SOCP example: sparse group lasso¶

\begin{eqnarray*} &\text{minimize}& \frac 12 \|\mathbf{y} - \beta_0 \mathbf{1} - \mathbf{X} \beta\|_2^2 + \lambda_1 \|\beta\|_1 + \lambda_2 \sum_{g=1}^G w_g \|\beta_g\|_2 \end{eqnarray*} achieves sparsity at both group and individual coefficient level and can be solved by SOCP as well.

Apparently we can solve any previous loss functions (quantile, $\ell_1$, composite quantile, Huber, multi-response model) plus group or sparse group penalty by SOCP.

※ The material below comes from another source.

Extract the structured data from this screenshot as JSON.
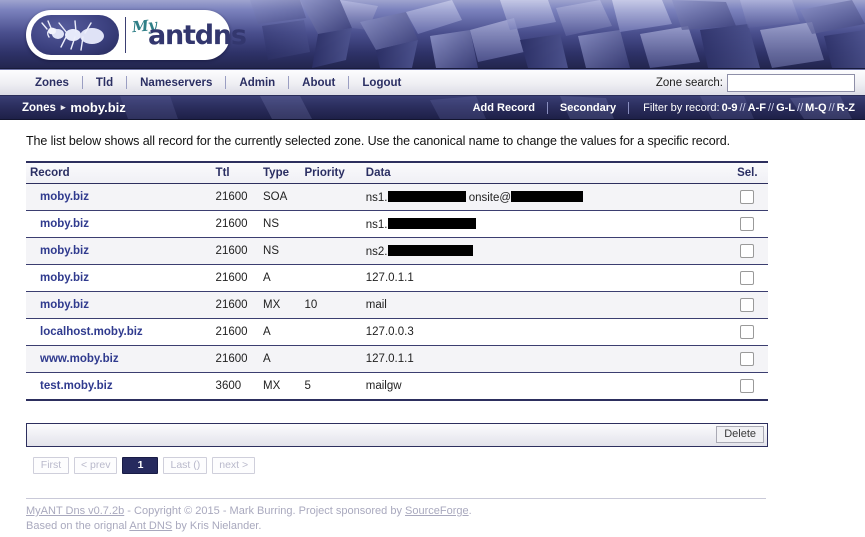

SOCP example: square-root lasso¶

Belloni, Chernozhukov, and Wang (2011) minimizes \begin{eqnarray*} \|\mathbf{y} - \beta_0 \mathbf{1} - \mathbf{X} \beta\|_2 + \lambda \|\beta\|_1 \end{eqnarray*} by SOCP. This variant generates the same solution path as lasso (why?) but simplifies the choice of $\lambda$.
A demo example: http://hua-zhou.github.io/teaching/biostatm280-2016winter/lasso.html

SOCP example: image denoising by ROF model¶

SOCP example: $\ell_p$¶

$\ell_p$ regression with $p \ge 1$ a rational number \begin{eqnarray*} &\text{minimize}& \|\mathbf{y} - \mathbf{X} \beta\|_p \end{eqnarray*} can be formulated as a SOCP. Why? For instance, $\ell_{3/2}$ regression combines advantage of both robust $\ell_1$ regression and least squares.